In honor of Kill Jack Haringa On Your Blog Day, here’s a little something....

Jack stood for a moment at the entrance to Booth’s Specialty Menswear and breathed in the familiar tang of formality and dust. Mostly dust. Sometimes he wondered if he’d become their only customer in this era of business-casual dress codes, policies adopted by weak employers to coddle lazy employees, policies which had become the death knell to the last vestiges of decent attire. He fancied himself, at times like this, that final refuge, the Last Well-Dressed Man Alive, as it was.


Today, all he needed was a tie so he stepped inside the store. Its once vast chamber of shirts and slacks, shoe polish and black socks for all occasions had been compressed to half its former size at the far end of the mall, elbowed aside to make room for a much-needed (in everyone’s opinion but his own) expansion of The Gap next door. Society may have made Booth’s Specialty Menswear nothing more than a musty antique shop, but they could never kill its pride. Its necessity.
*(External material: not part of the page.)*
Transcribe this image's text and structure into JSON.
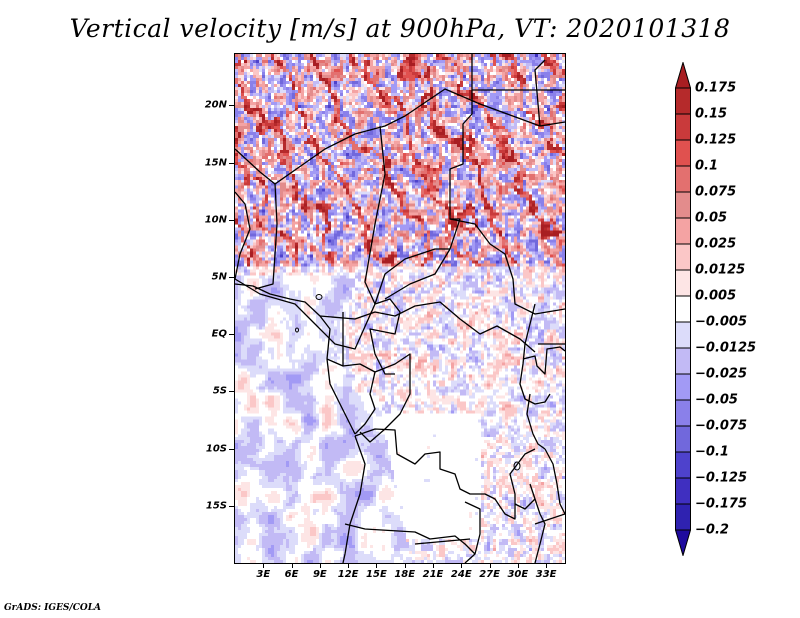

“Hey, Mister H, how’s it hanging?” The pierced kid behind the half-counter looked up from his Wolverine comic. “What can I do you for?”


Jack rapped his knuckles on the counter, pretended not to hear the soft echo drifting through the store. “I’m all set, just a necktie or two. Going to the movies tonight, need something appropriate.”


“Ties?” Benny put the comic down and looked behind him. The tie racks had been pushed together, weeds choking themselves into extinction. “Mister Booth told me to stay clear of them. Getting restless.”


Jack had gone only a few steps in the direction in which the kid was looking, but now stopped. “Restless?”

Benny shrugged. “Dunno. That’s what he said. Or maybe he said lonely.” He looked back to the counter a moment, considering. “He was talking all funny. Said something about dogs craving attention, not being fed.” He twirled his index finger around his temple. “Think the store’s dying and it’s making him looney, you know?”


The store’s not dying! Jack wanted to scream. They’ll come back! The world will realize what they’ve lost, the respectability they all secretly crave, and they’ll come back! But all he said was, “Thanks, I’ll be careful,” and moved away.

The racks, which once held thin-striped shirts as proudly as a pin-lipped tailor, were full, but dust lines were visible along their shoulders from the hangers beneath. The smell of dust and disregard was stronger here. At the back, three racks of ties huddled like frightened children. These, too, had the beginning of dust lines, though each week when he came Jack tried to shift them a little, level out their abandonment, buy them some time.


A blue one, gentle swirl of gold woven throughout, caught his attention. He lifted it from the rod.

Me, pick me....


Silent voice, barely a whisper. The voice was weak, but with a texture he could almost feel. He looked back. Benny was hunkered over the comic, mouth slightly agape, lost in his color-paneled world. Hadn’t been his voice anyway –

No, pick me... another voice, just as weak, but a different inflection, more playful. Coming from beyond the far rack of novelty ties.


“Hello?”

Behind him Benny shouted, “You need something, Mister H?”


“No,” Jack called, not turning around. Still holding the blue woven tie he pressed himself to the center of the display, the three racks surrounding him in a triangle of presentable attire.

No one there.


A bright red power tie slipped loose and draped about his ankle. I’m the one you want, it said sternly, as if in his mind alone.

What was he thinking? He shook his head, feeling like a fool and knelt down. The tie hadn’t –


Three ties fell over his shoulders. Me, me, me....

He flung them off. They intertwined about his arms, working themselves under the sleeves of his tweed coat. The red one by his foot tightened around his calf. He’s mine! Get away!

Jack froze for a moment, trying to ground his thoughts. He misunderstood something simple, something basic. A radio, perhaps, playing overhead.


Four, then five more ties, green felt, black silk, one with Iron Man racing up to the neckline, more of them he couldn’t see leapt from the rack above his head. Buy me, wear me, I’m perfect, I can make you proud to be clothed, I can show what a man is meant to be! Dozens of voices, small, weak, dying, desperate. Jack tried to stand but Iron Man wrapped around his throat, the red tie wriggled towards his crotch inside his pressed pant leg.

Wear me! Buy me!


So many voices, crowding out thought. Panic set in, Jack unable to think or breathe. Something pulled his left foot out from under him and he was suddenly on the floor, looking up at the remaining ties as they dropped like pythons. He was gagged, blinded, feeling only the texture of such perfect compliments to a man’s wardrobe across his face and arms, squeezing, pressing in like lepers to the Lord, demanding attention, demanding love, respect, wanting to live and be more than a tool for lovemaking, wanting their glory to be restored, before it was too late.

He tried to take in air, could not. Me, me, me, me, me.....

Jack died on the floor, buried in true fashion.